In order to fix the issue, initially we checked everything and nothing seems strange with the server, nor with the Magento itself. There was only one small error complaining about PHP memory limit so we decided to increase PHP memory limit (slowly but we did it several times) up to 2G. This 2G is considerably too big for a Magento application, given how relatively small the site is.

At that point we already know that it is the Magento_Csp module that has been complaining about the PHP memory limit but we didn’t know that the fix needs something more than just increasing the PHP memory limit. Plus, the timestamps of the error log isn’t always 100% matched with the actual downtimes.

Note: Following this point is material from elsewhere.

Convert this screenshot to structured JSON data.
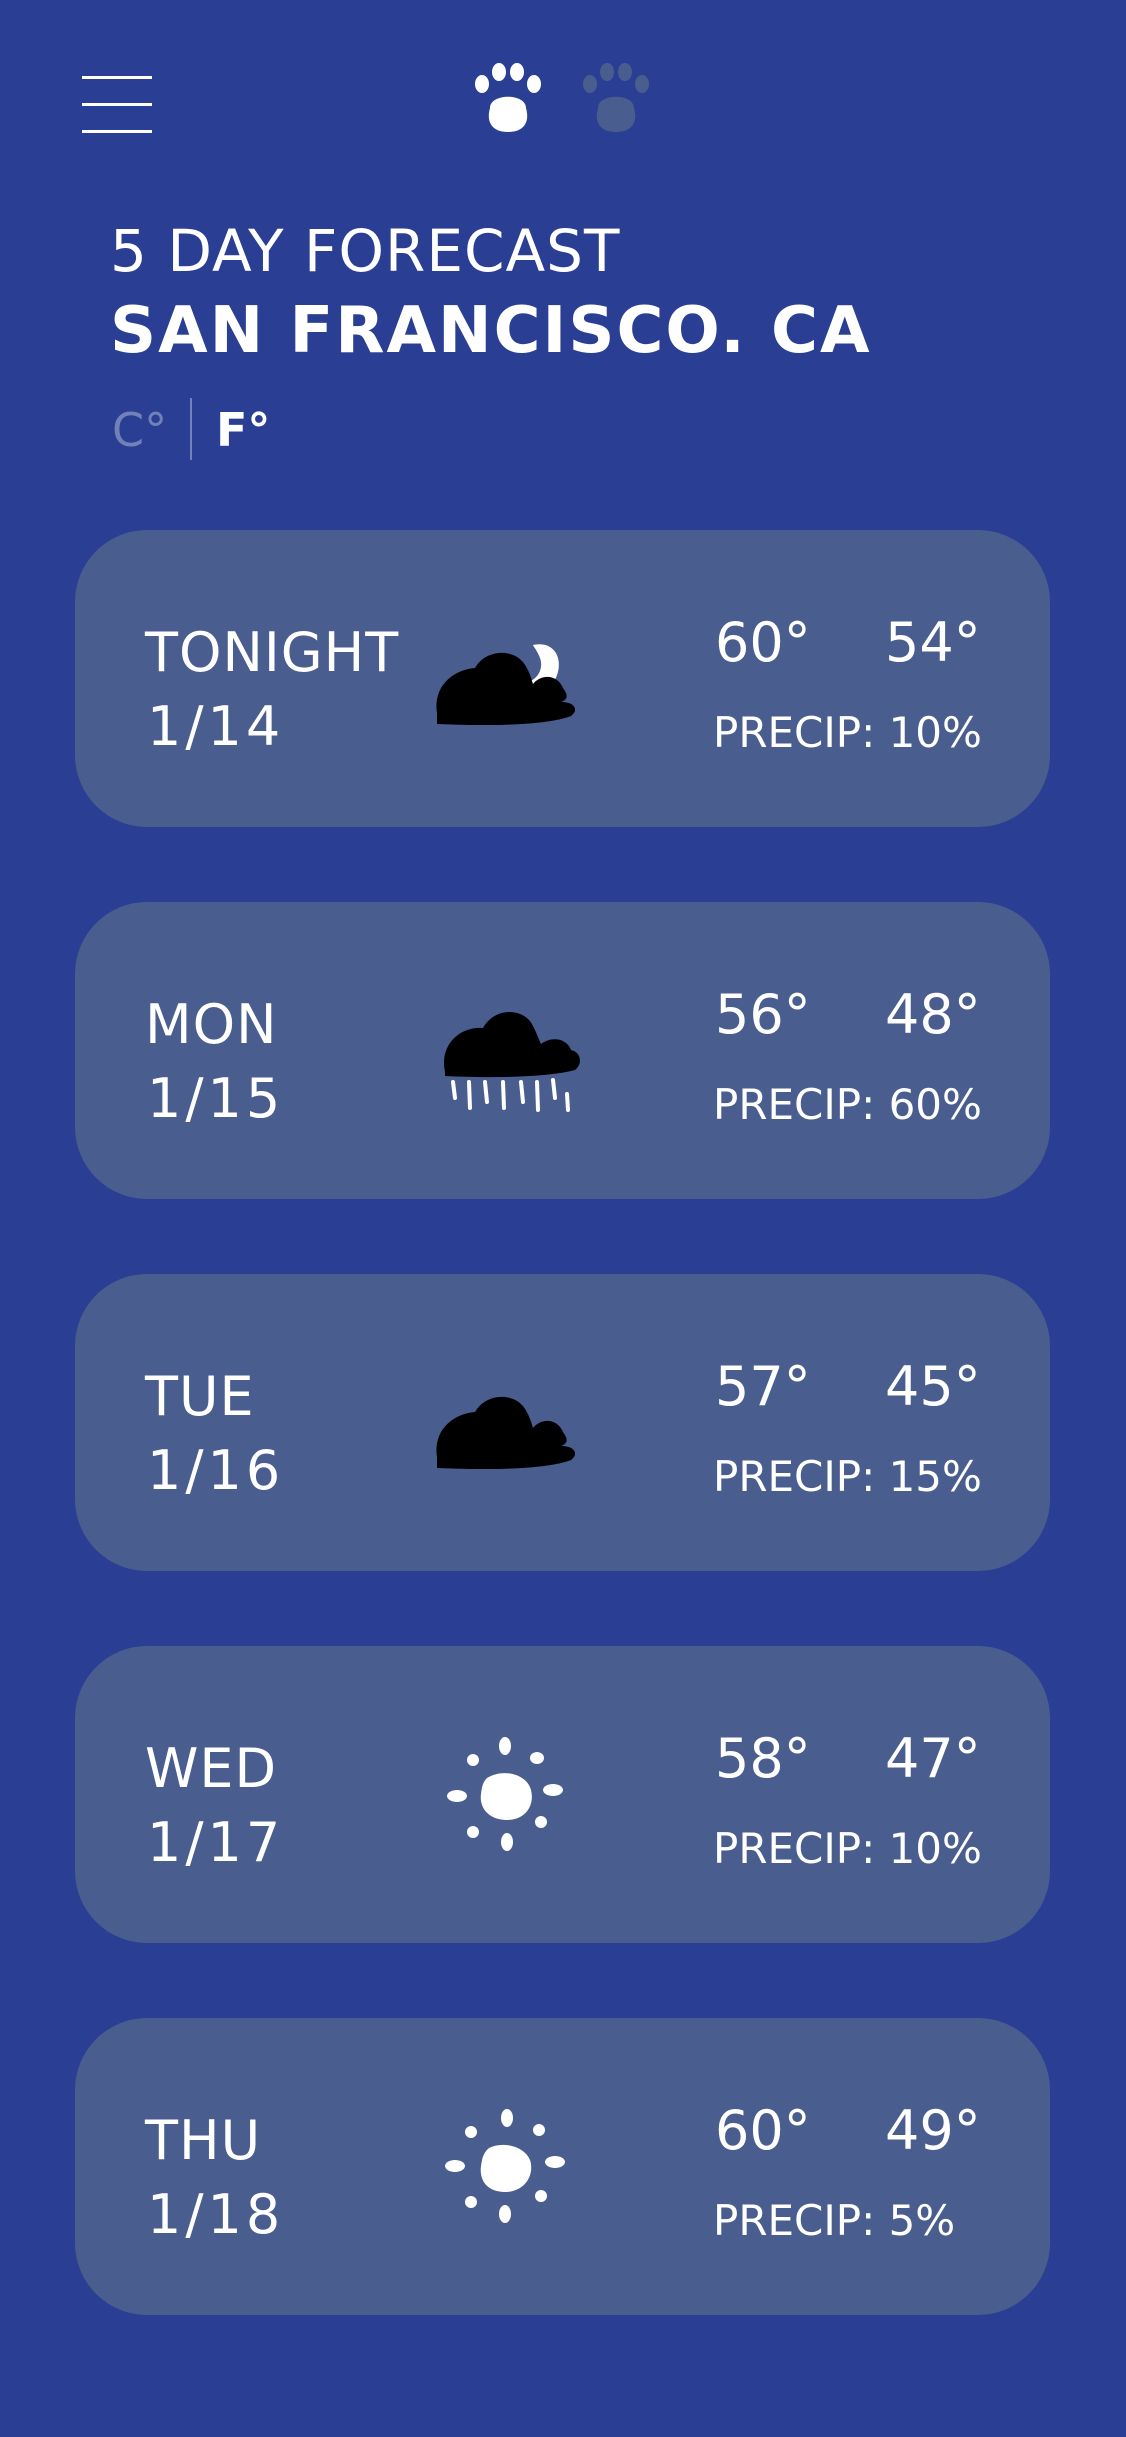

Our attempt to fix the problem isn’t over yet. After a few days the site keeps crashing randomly with similar errors. Same as previous occurrence, when downtime happens, Zabbix records that CPU and memory consumption goes high thus triggering out-of-memory (OOM) error and Linux system will start killing processes randomly. In this case, PHP-FPM is always in the kill list.

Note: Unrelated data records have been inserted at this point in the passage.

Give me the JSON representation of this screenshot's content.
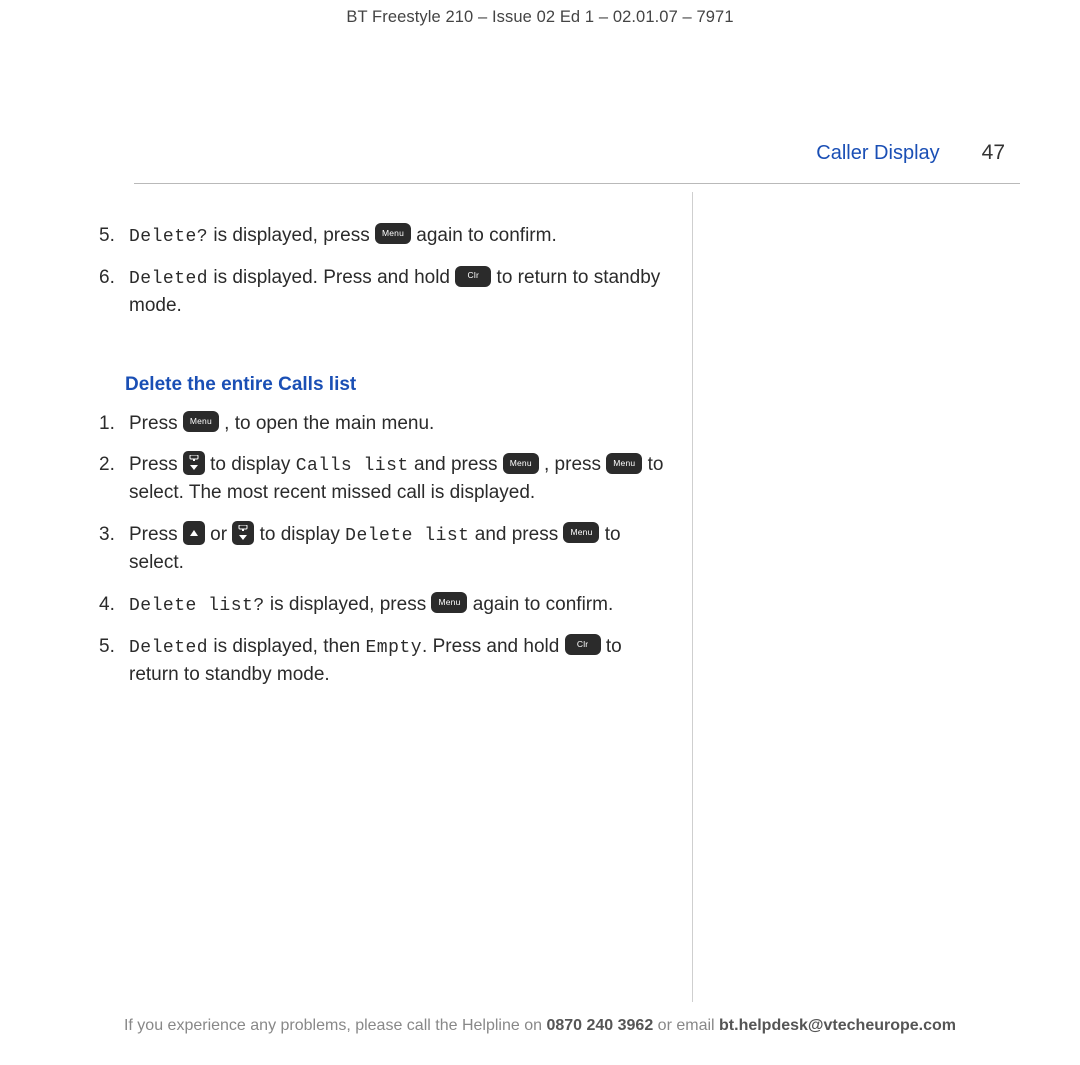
{
  "header": "BT Freestyle 210 – Issue 02 Ed 1 – 02.01.07 – 7971",
  "running_head": {
    "section": "Caller Display",
    "page": "47"
  },
  "keys": {
    "menu": "Menu",
    "clr": "Clr"
  },
  "topSteps": [
    {
      "num": "5.",
      "parts": [
        {
          "t": "lcd",
          "v": "Delete?"
        },
        {
          "t": "text",
          "v": " is displayed, press "
        },
        {
          "t": "key",
          "v": "menu"
        },
        {
          "t": "text",
          "v": " again to confirm."
        }
      ]
    },
    {
      "num": "6.",
      "parts": [
        {
          "t": "lcd",
          "v": "Deleted"
        },
        {
          "t": "text",
          "v": " is displayed. Press and hold "
        },
        {
          "t": "key",
          "v": "clr"
        },
        {
          "t": "text",
          "v": " to return to standby mode."
        }
      ]
    }
  ],
  "subhead": "Delete the entire Calls list",
  "steps": [
    {
      "num": "1.",
      "parts": [
        {
          "t": "text",
          "v": "Press "
        },
        {
          "t": "key",
          "v": "menu"
        },
        {
          "t": "text",
          "v": ", to open the main menu."
        }
      ]
    },
    {
      "num": "2.",
      "parts": [
        {
          "t": "text",
          "v": "Press "
        },
        {
          "t": "key",
          "v": "down"
        },
        {
          "t": "text",
          "v": " to display "
        },
        {
          "t": "lcd",
          "v": "Calls list"
        },
        {
          "t": "text",
          "v": " and press "
        },
        {
          "t": "key",
          "v": "menu"
        },
        {
          "t": "text",
          "v": ", press "
        },
        {
          "t": "key",
          "v": "menu"
        },
        {
          "t": "text",
          "v": " to select. The most recent missed call is displayed."
        }
      ]
    },
    {
      "num": "3.",
      "parts": [
        {
          "t": "text",
          "v": "Press"
        },
        {
          "t": "key",
          "v": "up"
        },
        {
          "t": "text",
          "v": " or "
        },
        {
          "t": "key",
          "v": "down"
        },
        {
          "t": "text",
          "v": " to display "
        },
        {
          "t": "lcd",
          "v": "Delete list"
        },
        {
          "t": "text",
          "v": " and press "
        },
        {
          "t": "key",
          "v": "menu"
        },
        {
          "t": "text",
          "v": " to select."
        }
      ]
    },
    {
      "num": "4.",
      "parts": [
        {
          "t": "lcd",
          "v": "Delete list?"
        },
        {
          "t": "text",
          "v": " is displayed, press "
        },
        {
          "t": "key",
          "v": "menu"
        },
        {
          "t": "text",
          "v": " again to confirm."
        }
      ]
    },
    {
      "num": "5.",
      "parts": [
        {
          "t": "lcd",
          "v": "Deleted"
        },
        {
          "t": "text",
          "v": " is displayed, then "
        },
        {
          "t": "lcd",
          "v": "Empty"
        },
        {
          "t": "text",
          "v": ". Press and hold "
        },
        {
          "t": "key",
          "v": "clr"
        },
        {
          "t": "text",
          "v": " to return to standby mode."
        }
      ]
    }
  ],
  "footer": {
    "pre": "If you experience any problems, please call the Helpline on ",
    "phone": "0870 240 3962",
    "mid": " or email ",
    "email": "bt.helpdesk@vtecheurope.com"
  }
}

The strangest thing that we realized during the most recent downtime is that the disk usage was growing very quickly. In our case, about 15G of disk space was eaten in less than 2 hours, causing high IO and server collapsed.

We knew that the disk was being eaten by something, but we didn’t know what’s doing it. This then leads to a theory: something in Magento is writing something into the disk. This theory was supported by the PHP-FPM error log related to the Magento_Csp module which mentioned something about cache. Also we couldn’t think about anything else but the Magento cache.

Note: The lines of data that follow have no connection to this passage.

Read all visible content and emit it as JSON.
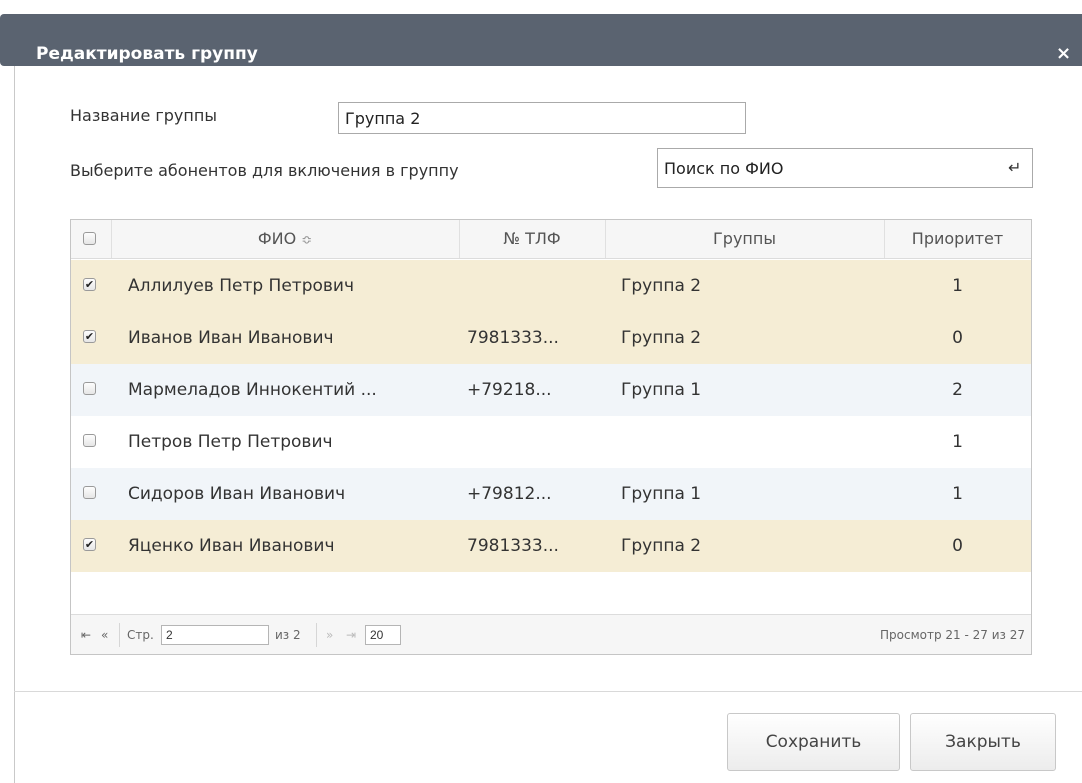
{
  "dialog": {
    "title": "Редактировать группу",
    "close_glyph": "×"
  },
  "form": {
    "group_name_label": "Название группы",
    "group_name_value": "Группа 2",
    "select_label": "Выберите абонентов для включения в группу",
    "search_value": "Поиск по ФИО",
    "enter_icon": "↵"
  },
  "table": {
    "headers": {
      "name": "ФИО",
      "sort_icon": "≎",
      "phone": "№ ТЛФ",
      "groups": "Группы",
      "priority": "Приоритет"
    },
    "rows": [
      {
        "checked": true,
        "name": "Аллилуев Петр Петрович",
        "phone": "",
        "group": "Группа 2",
        "priority": "1"
      },
      {
        "checked": true,
        "name": "Иванов Иван Иванович",
        "phone": "7981333...",
        "group": "Группа 2",
        "priority": "0"
      },
      {
        "checked": false,
        "name": "Мармеладов Иннокентий ...",
        "phone": "+79218...",
        "group": "Группа 1",
        "priority": "2"
      },
      {
        "checked": false,
        "name": "Петров Петр Петрович",
        "phone": "",
        "group": "",
        "priority": "1"
      },
      {
        "checked": false,
        "name": "Сидоров Иван Иванович",
        "phone": "+79812...",
        "group": "Группа 1",
        "priority": "1"
      },
      {
        "checked": true,
        "name": "Яценко Иван Иванович",
        "phone": "7981333...",
        "group": "Группа 2",
        "priority": "0"
      }
    ]
  },
  "pager": {
    "first_icon": "⇤",
    "prev_icon": "«",
    "page_label": "Стр.",
    "page_value": "2",
    "of_label": "из 2",
    "next_icon": "»",
    "last_icon": "⇥",
    "page_size": "20",
    "view_info": "Просмотр 21 - 27 из 27"
  },
  "buttons": {
    "save": "Сохранить",
    "close": "Закрыть"
  },
  "colors": {
    "titlebar": "#5a6370",
    "selected_row": "#f5edd5",
    "alt_row": "#f1f5f9"
  }
}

A quick research gave us this: https://github.com/magento/magento2/issues/29964 and it turned out to be the exact same thing that we experienced. However, most people only complain about the OOM issue but there’s one guy who mentioned that the disk also got eaten.

If you are too lazy to read that whole github issue for the solution, here’s the summary of the solutions offered by the people there. Best if you can upgrade to the newer Magento version, at least 2.4.2. I know upgrading may not be easy for most merchants because you will need to make sure that all integrations are still functioning, so…. Fortunately if you have the Magento_Csp module sitting there from the default installation (and you’ve never done anything to it), you should be safe to disable the Magento_Csp completely

bin/magento module:disable Magento_Csp

bin/magento cache:flush

After disabling the module, we can now have a good sleep at night. Server is super quiet:

This solution works as a quick fix for that CSP problem, but probably scheduling a time for a Magento upgrade isn’t a bad idea either.